Durban - Diario

3 / 12 / 2011

Un’aria torrida ci avvolge appena arrivati a Durban, Sudafrica. Nella città che ospita la COP17 sul clima, gli effetti delle mutazioni climatiche sono una realtà con cui convivere per i 3,5 milioni di abitanti ammassati nel principale centro petrolchimico africano.

In Sudafrica, il paese che ha dato i natali a Mandela, uno su due è povero ed uno su sei vive negli slum. Qui a Durban il dato è peggiore, se possibile. Uno su tre vive nei ghetti, dove la disperazione ha il colore nero e mostra la faccia di un paese ancora fermo al bivio tra democrazia ed apartheid.

Il polo petrolchimico non ha prodotto sviluppo, forse altrove. L’unica relazione tangibile sta nel fatto che molti container vengono rubati dal porto per farci delle baracche per i poveri. La segregazione economica è tangibile più che mai ed il caos climatico si abbatte impietoso nelle vite di chi non riesce a garantirsi un alloggio sicuro. La notte prima dell’inaugurazione del COP17 come una amara beffa si è abbattuta una tempesta tropicale che ha fatto 9 morti nello slum chiamato Kwamamsuthu.

Qui è normale, ci dicono. Si chiama razzismo ambientale l’ultima forma di apartheid. In Africa i poveri pagano due volte il prezzo della crisi: la prima perché non accedono ai servizi basici minimi e la seconda perché colpiti più di tutti dagli sconvolgimenti climatici.

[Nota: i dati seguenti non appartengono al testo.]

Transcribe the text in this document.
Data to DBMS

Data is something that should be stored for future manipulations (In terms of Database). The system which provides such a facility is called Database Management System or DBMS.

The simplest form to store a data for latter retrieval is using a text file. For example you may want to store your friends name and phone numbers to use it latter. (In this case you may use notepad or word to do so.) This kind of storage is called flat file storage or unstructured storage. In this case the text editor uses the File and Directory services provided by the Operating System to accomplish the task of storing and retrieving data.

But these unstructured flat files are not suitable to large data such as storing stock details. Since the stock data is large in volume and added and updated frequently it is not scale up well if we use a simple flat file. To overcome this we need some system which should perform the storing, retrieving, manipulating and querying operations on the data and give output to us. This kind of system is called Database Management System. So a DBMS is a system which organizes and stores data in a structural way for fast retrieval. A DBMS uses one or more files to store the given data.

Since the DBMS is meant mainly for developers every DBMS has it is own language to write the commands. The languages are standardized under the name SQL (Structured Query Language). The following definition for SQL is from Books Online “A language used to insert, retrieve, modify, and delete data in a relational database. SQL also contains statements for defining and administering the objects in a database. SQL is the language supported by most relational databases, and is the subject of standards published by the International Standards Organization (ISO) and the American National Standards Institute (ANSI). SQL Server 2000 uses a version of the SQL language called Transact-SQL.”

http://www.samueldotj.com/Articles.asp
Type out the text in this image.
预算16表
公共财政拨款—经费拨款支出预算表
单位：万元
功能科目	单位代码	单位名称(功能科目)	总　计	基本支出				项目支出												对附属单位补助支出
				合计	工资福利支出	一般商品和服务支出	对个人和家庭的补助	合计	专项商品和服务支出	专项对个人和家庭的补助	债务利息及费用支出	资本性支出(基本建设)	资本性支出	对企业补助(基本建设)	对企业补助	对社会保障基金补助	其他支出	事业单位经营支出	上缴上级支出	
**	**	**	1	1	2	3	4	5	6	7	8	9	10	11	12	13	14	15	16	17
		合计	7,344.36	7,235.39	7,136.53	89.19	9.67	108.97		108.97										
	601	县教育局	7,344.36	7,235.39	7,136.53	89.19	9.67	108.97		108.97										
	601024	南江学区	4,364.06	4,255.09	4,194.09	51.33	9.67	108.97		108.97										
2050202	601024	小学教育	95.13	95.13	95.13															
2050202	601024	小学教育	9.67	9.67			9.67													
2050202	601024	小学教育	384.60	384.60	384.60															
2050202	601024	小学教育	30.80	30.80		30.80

Alla conferenza sul clima è fortissima la denuncia degli attivisti, delle comunità, degli intellettuali e degli scienziati del continente dove ha avuto origine la vita.

Se in tutto il mondo la paura di essere dinanzi ad una crisi irreversibile comincia a farsi sentire a suon di disastri, in Africa le simulazioni sull’aumento medio della temperatura, qualora non ci fosse una inversione di rotta, indicano una situazione apocalittica: +8 gradi in questo secolo. Questo il tema al centro dell’assemblea delle donne contadine africane che si sono incontrate nell’università Kwazulu-natal, che ospita gli incontri delle delegazione della società civile di tutto il mondo. Le conseguenze catastrofiche in termini economici, alimentari, sociali, migratori, dovrebbero indurre al buon senso i delegati dei 190 governi presenti.

Del resto l’organizzazione metereologica dell’ONU – wmo, ha affermato come il 2011 ha chiuso la decade più calda dal 1850. Per ora, questo non sembra avvicinare le distanze tra i principali inquinatori ed il resto della comunità internazionale. Anzi, l’unico accordo in piedi, Kyoto, è a rischio. La scienza e la società civile insistono sulla necessità di azioni strategiche e non emergenziali. L’inerzia dei cambiamenti climatici produce un aumento della temperatura che non può essere fermata immediatamente. Per questo avremmo bisogno di azioni preventive. Tappare i buchi non serve più.